FORMER EXECUTIVE DIRECTOR of Portland's Independent Publishing Resource Center (IPRC), creative writing instructor, author of the critically acclaimed memoir The Great Floodgates of the Wonderworld, Justin Hocking is a highly prized force in the Portland literary community.

Last week, Hocking released Gallery, a new self-published book of his fiction, produced in collaboration with local letterpress artist Caitlin Harris of Wheelhouse Press, with funding from the Regional Arts and Culture Council. The book's single short story deals with father-son relationships, climate change, mental health, and the mountain pine beetle. Here's what Hocking told me about it over a cup of tea in Northeast Portland.

MERCURY: It's not the most traditional choice to follow up a successful debut memoir on a larger small press with a self-released chapbook. Why did you decide to go this route?

JUSTIN HOCKING: Actually I'm sort of going about it the exact same way that I went about The Great Floodgates of the Wonderworld, because I self-published a little chunk of that in a chapbook called Beach 90th. And it wasn't necessarily the reason that the larger book got published by Graywolf [Press], but—being around the IPRC, being so involved with the IPRC—I just love this intersection of book arts... and I always wanted to have a hand in that. And books take so long. I wanted to get some of it out into the world more immediately.

Talk a little about where the idea for this story came from.

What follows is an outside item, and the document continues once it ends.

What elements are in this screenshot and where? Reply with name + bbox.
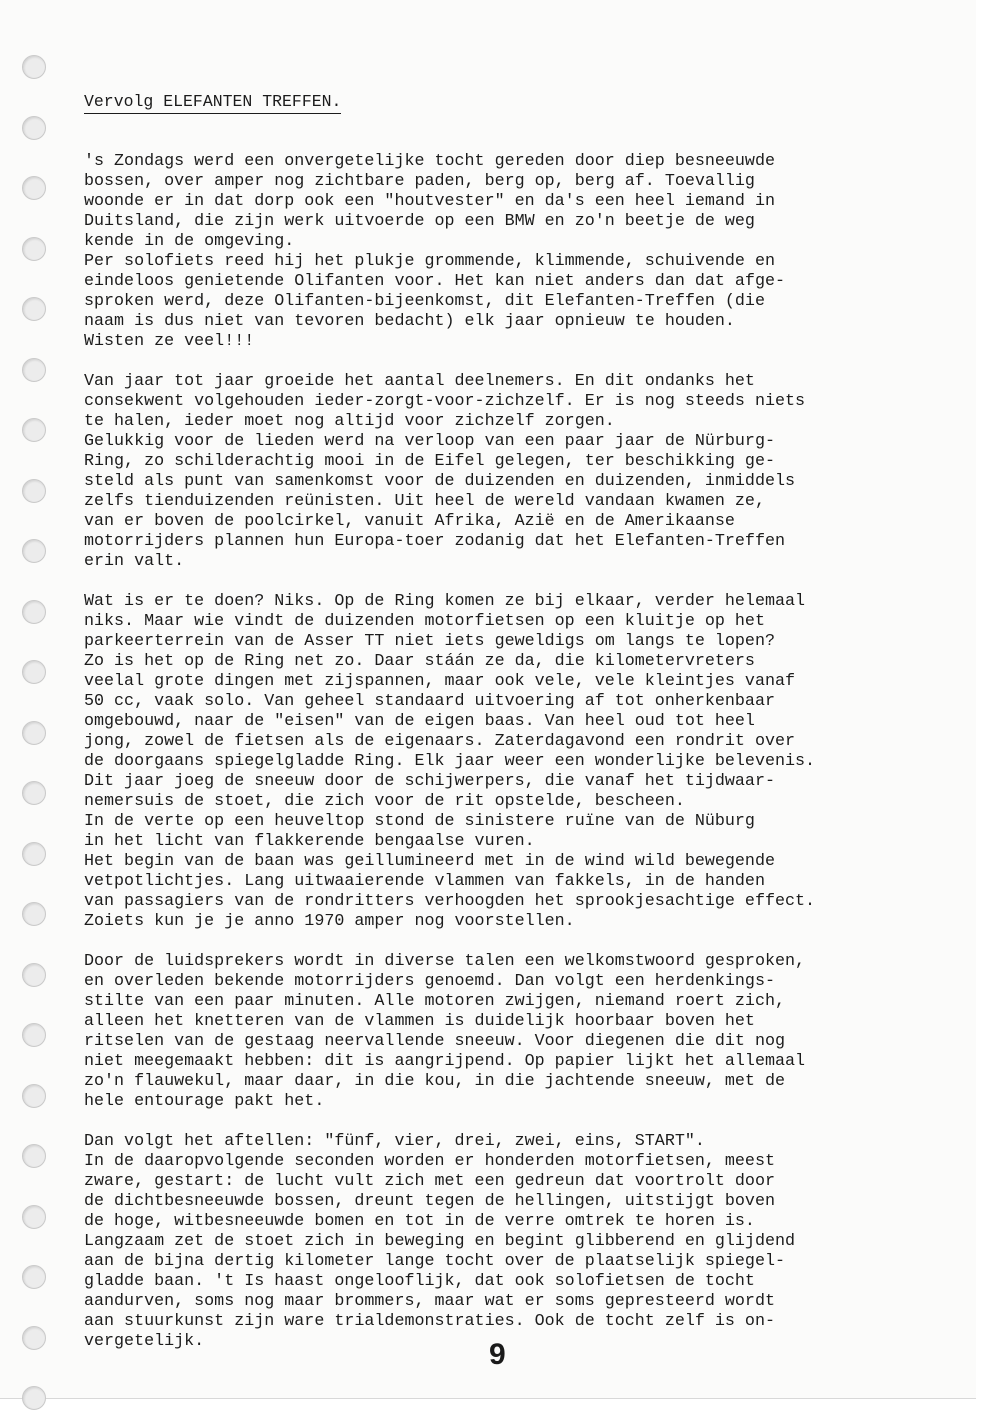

I don't know that I would want to be pegged as a nature writer, but I think that where we're at with our world right now—the state of the natural world is in peril and... it inevitably kind of filters into my work. And I'm not sure where the original kernel for this piece came from, but I know I did quite a lot of work on this piece when I was doing a residency with [local environmental/arts organization] Signal Fire. I spent a week in a large outfitters tent in the Wallowa mountain range. I worked on this story, and I was paying a lot of attention to little details. Like what the actual bark of a lightning-burned tree trunk looks like.

Up until now you've been known as a creative nonfiction writer. Does this signal a new direction or are you always writing in multiple genres?

I wouldn't say it's really a big shift. I don't know if this story really would reveal this, but I'm trying to break down barriers between fiction and nonfiction—I mean, I'm not the only one who's doing this, this has been happening for a long time. But I think it's one of the most exciting things about where literature's at right now, that so many people are kind of fusing all the genres together in really interesting ways. So a lot of my new short stories look a lot more like a lyric essay than my other pieces.

What's next?

I have a collection [of stories] that I'm compiling. And I'm working on another hybrid sort of essayistic memoir project that has a subterranean theme to it. So I'm writing about mining, geology, and all these kind of underground things.